Consider the 2-sphere $\mathbb{S}^2\subseteq \mathbb{R}^3$ so that it can be parametrized locally by the spherical coordinates $(\theta,\phi)$, i.e., $\hat{n} = (\sin \theta \cos \phi, \sin \theta \sin \phi, \cos\theta)$. Let me define locally a 1-form by $$ A = \frac{1}{2}(1-\cos\theta )d\phi $$ It's clear (I think) that $A$ can be extended to a smooth 1-form on $\mathbb{S}^2$. Now let's say I have a simple closed contour $\gamma$ in $\mathbb{S}^2$ such that $\gamma (s) = (\theta_0, s)$ where $\theta_0$ is constant in this context and $s\in [0,2\pi]$. Then it's not hard to see that $$ \oint_\gamma A= \pi(1-\cos\theta_0) $$ Now by Stokes' theorem, it seems that $\gamma$ is the boundary of the "upper-sphere" parametrized by $0<\theta < \theta_0$ and $\phi \in (0,2\pi)$ and thus we can apply Stokes' theorem so that $$ \oint_\gamma A = \int_\text{upper} dA = \frac{1}{2} \int_\text{upper} \sin \theta d\theta d\phi $$ Notice that $\sin \theta d\theta d\phi$ is the induced surface measure and thus the RHS is just the solid angle $\Omega(\text{upper})$ enclosed by $\gamma$ divided by 2, i.e., $=\Omega(\text{upper})/2$.
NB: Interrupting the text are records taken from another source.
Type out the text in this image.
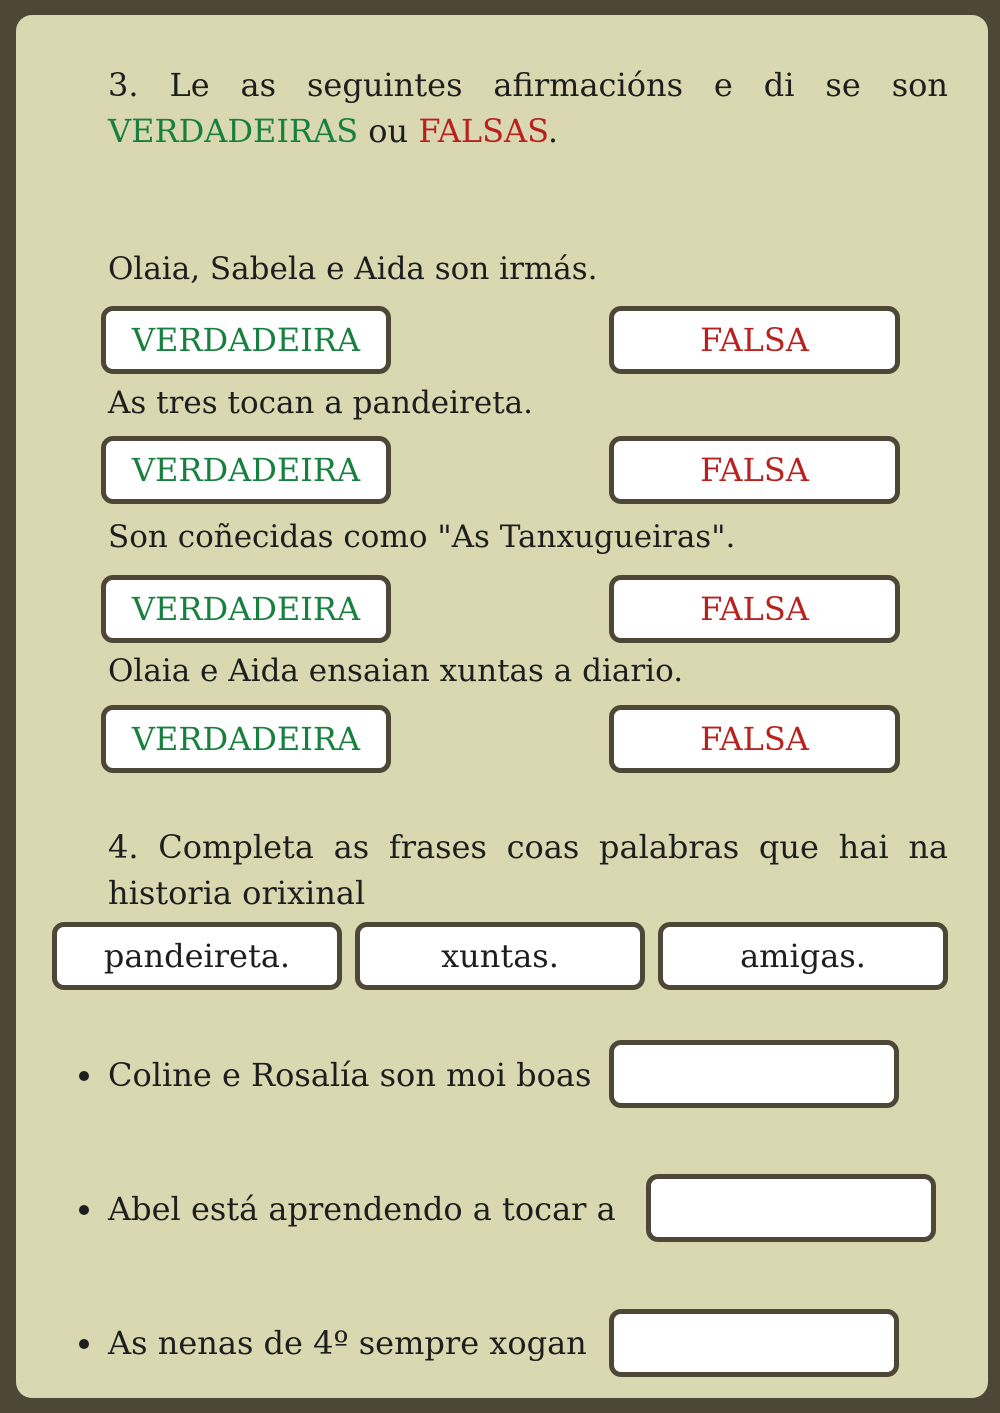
3. Le as seguintes afirmacións e di se son VERDADEIRAS ou FALSAS.
Olaia, Sabela e Aida son irmás.
VERDADEIRA	FALSA
As tres tocan a pandeireta.
VERDADEIRA	FALSA
Son coñecidas como "As Tanxugueiras".
VERDADEIRA	FALSA
Olaia e Aida ensaian xuntas a diario.
VERDADEIRA	FALSA
4. Completa as frases coas palabras que hai na historia orixinal
pandeireta.	xuntas.	amigas.
Coline e Rosalía son moi boas
Abel está aprendendo a tocar a
As nenas de 4º sempre xogan
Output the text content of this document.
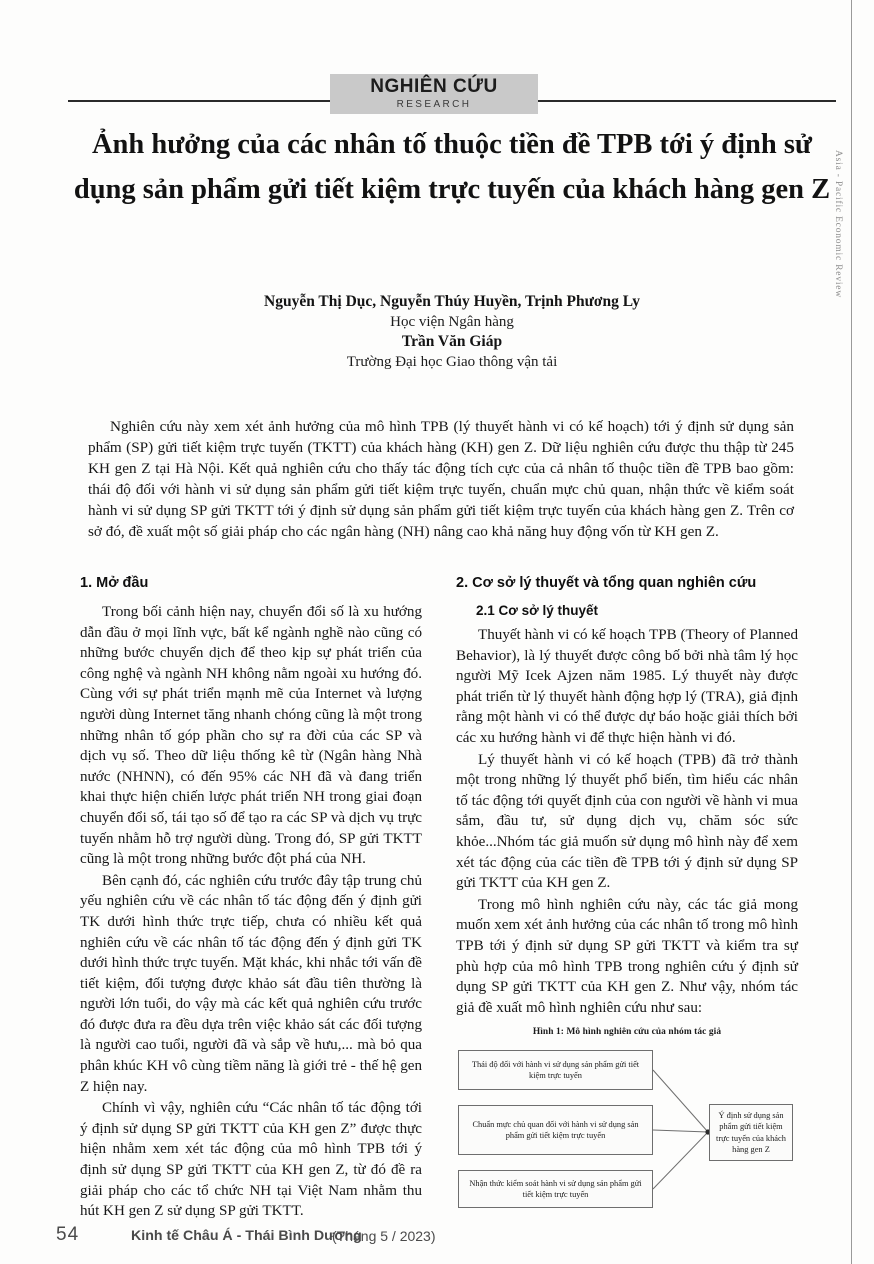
Asia - Pacific Economic Review
NGHIÊN CỨU
RESEARCH
Ảnh hưởng của các nhân tố thuộc tiền đề TPB tới ý định sử dụng sản phẩm gửi tiết kiệm trực tuyến của khách hàng gen Z
Nguyễn Thị Dục, Nguyễn Thúy Huyền, Trịnh Phương Ly
Học viện Ngân hàng
Trần Văn Giáp
Trường Đại học Giao thông vận tải
Nghiên cứu này xem xét ảnh hưởng của mô hình TPB (lý thuyết hành vi có kế hoạch) tới ý định sử dụng sản phẩm (SP) gửi tiết kiệm trực tuyến (TKTT) của khách hàng (KH) gen Z. Dữ liệu nghiên cứu được thu thập từ 245 KH gen Z tại Hà Nội. Kết quả nghiên cứu cho thấy tác động tích cực của cả nhân tố thuộc tiền đề TPB bao gồm: thái độ đối với hành vi sử dụng sản phẩm gửi tiết kiệm trực tuyến, chuẩn mực chủ quan, nhận thức về kiểm soát hành vi sử dụng SP gửi TKTT tới ý định sử dụng sản phẩm gửi tiết kiệm trực tuyến của khách hàng gen Z. Trên cơ sở đó, đề xuất một số giải pháp cho các ngân hàng (NH) nâng cao khả năng huy động vốn từ KH gen Z.
1. Mở đầu

Trong bối cảnh hiện nay, chuyển đổi số là xu hướng dẫn đầu ở mọi lĩnh vực, bất kể ngành nghề nào cũng có những bước chuyển dịch để theo kịp sự phát triển của công nghệ và ngành NH không nằm ngoài xu hướng đó. Cùng với sự phát triển mạnh mẽ của Internet và lượng người dùng Internet tăng nhanh chóng cũng là một trong những nhân tố góp phần cho sự ra đời của các SP và dịch vụ số. Theo dữ liệu thống kê từ (Ngân hàng Nhà nước (NHNN), có đến 95% các NH đã và đang triển khai thực hiện chiến lược phát triển NH trong giai đoạn chuyển đổi số, tái tạo số để tạo ra các SP và dịch vụ trực tuyến nhằm hỗ trợ người dùng. Trong đó, SP gửi TKTT cũng là một trong những bước đột phá của NH.

Bên cạnh đó, các nghiên cứu trước đây tập trung chủ yếu nghiên cứu về các nhân tố tác động đến ý định gửi TK dưới hình thức trực tiếp, chưa có nhiều kết quả nghiên cứu về các nhân tố tác động đến ý định gửi TK dưới hình thức trực tuyến. Mặt khác, khi nhắc tới vấn đề tiết kiệm, đối tượng được khảo sát đầu tiên thường là người lớn tuổi, do vậy mà các kết quả nghiên cứu trước đó được đưa ra đều dựa trên việc khảo sát các đối tượng là người cao tuổi, người đã và sắp về hưu,... mà bỏ qua phân khúc KH vô cùng tiềm năng là giới trẻ - thế hệ gen Z hiện nay.

Chính vì vậy, nghiên cứu “Các nhân tố tác động tới ý định sử dụng SP gửi TKTT của KH gen Z” được thực hiện nhằm xem xét tác động của mô hình TPB tới ý định sử dụng SP gửi TKTT của KH gen Z, từ đó đề ra giải pháp cho các tổ chức NH tại Việt Nam nhằm thu hút KH gen Z sử dụng SP gửi TKTT.

2. Cơ sở lý thuyết và tổng quan nghiên cứu
2.1 Cơ sở lý thuyết

Thuyết hành vi có kế hoạch TPB (Theory of Planned Behavior), là lý thuyết được công bố bởi nhà tâm lý học người Mỹ Icek Ajzen năm 1985. Lý thuyết này được phát triển từ lý thuyết hành động hợp lý (TRA), giả định rằng một hành vi có thể được dự báo hoặc giải thích bởi các xu hướng hành vi để thực hiện hành vi đó.

Lý thuyết hành vi có kế hoạch (TPB) đã trở thành một trong những lý thuyết phổ biến, tìm hiểu các nhân tố tác động tới quyết định của con người về hành vi mua sắm, đầu tư, sử dụng dịch vụ, chăm sóc sức khỏe...Nhóm tác giả muốn sử dụng mô hình này để xem xét tác động của các tiền đề TPB tới ý định sử dụng SP gửi TKTT của KH gen Z.

Trong mô hình nghiên cứu này, các tác giả mong muốn xem xét ảnh hưởng của các nhân tố trong mô hình TPB tới ý định sử dụng SP gửi TKTT và kiểm tra sự phù hợp của mô hình TPB trong nghiên cứu ý định sử dụng SP gửi TKTT của KH gen Z. Như vậy, nhóm tác giả đề xuất mô hình nghiên cứu như sau:

Hình 1: Mô hình nghiên cứu của nhóm tác giả
Thái độ đối với hành vi sử dụng sản phẩm gửi tiết kiệm trực tuyến
Chuẩn mực chủ quan đối với hành vi sử dụng sản phẩm gửi tiết kiệm trực tuyến
Nhận thức kiểm soát hành vi sử dụng sản phẩm gửi tiết kiệm trực tuyến
Ý định sử dụng sản phẩm gửi tiết kiệm trực tuyến của khách hàng gen Z
54	Kinh tế Châu Á - Thái Bình Dương
(Tháng 5 / 2023)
Now this is all good so far. However, one can although think of $-\gamma$ (reversed orientation) as the boundary of the "lower sphere", i.e., that parametrized by $\theta_0 <\theta<\pi$. In this case, you would think that you could apply Stokes' theorem again so that $$ \oint_\gamma A = -\oint_{-\gamma} A = -\int_\text{lower} dA = -\frac{\Omega(\text{lower})}{2} $$ However, this obviously can't be true since this would imply that the solid angle of the entire 2-sphere is $$ \Omega(\text{upper}) +\Omega(\text{lower})=0 $$ I think this is somehow related to the Chern number, but I don't quite understand where I went wrong in my reasoning.
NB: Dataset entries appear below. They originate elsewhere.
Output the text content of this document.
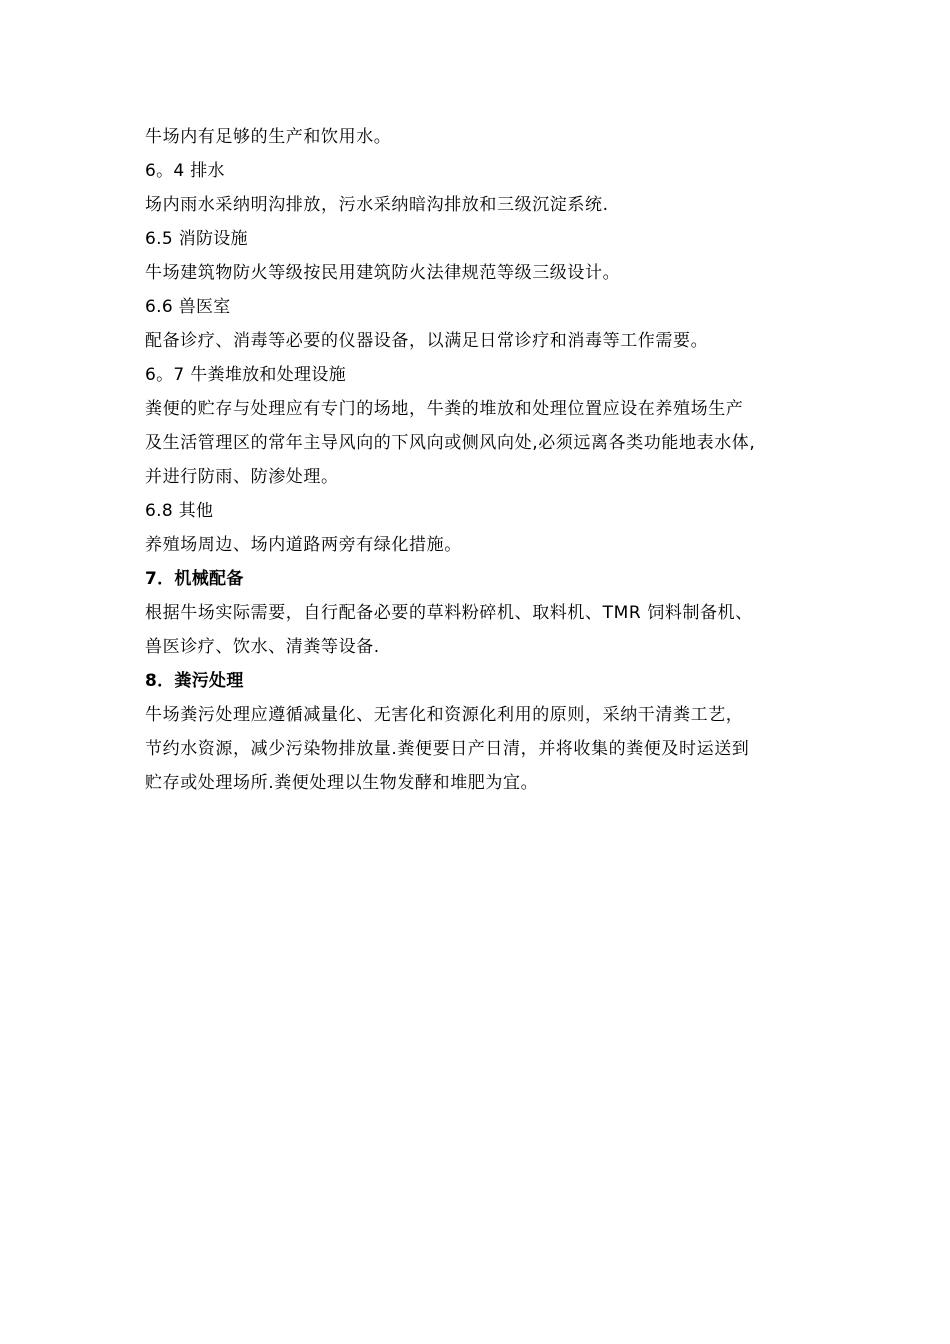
牛场内有足够的生产和饮用水。
6。4 排水
场内雨水采纳明沟排放，污水采纳暗沟排放和三级沉淀系统.
6.5 消防设施
牛场建筑物防火等级按民用建筑防火法律规范等级三级设计。
6.6 兽医室
配备诊疗、消毒等必要的仪器设备，以满足日常诊疗和消毒等工作需要。
6。7 牛粪堆放和处理设施
粪便的贮存与处理应有专门的场地，牛粪的堆放和处理位置应设在养殖场生产
及生活管理区的常年主导风向的下风向或侧风向处,必须远离各类功能地表水体,
并进行防雨、防渗处理。
6.8 其他
养殖场周边、场内道路两旁有绿化措施。
7．机械配备
根据牛场实际需要，自行配备必要的草料粉碎机、取料机、TMR 饲料制备机、
兽医诊疗、饮水、清粪等设备.
8．粪污处理
牛场粪污处理应遵循减量化、无害化和资源化利用的原则，采纳干清粪工艺，
节约水资源，减少污染物排放量.粪便要日产日清，并将收集的粪便及时运送到
贮存或处理场所.粪便处理以生物发酵和堆肥为宜。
EDIT. After a closer look, it seems that $A$ might not be well-defined near the south pole, i.e., $\theta = \pi$. Indeed, near the south pole, it seems that $A\sim d\phi$ which would mean any sufficiently small contour around the south pole would give $\oint_\gamma A = 2\pi$ and does not converge to zero. Is this the reason why the above reasoning doesn't work?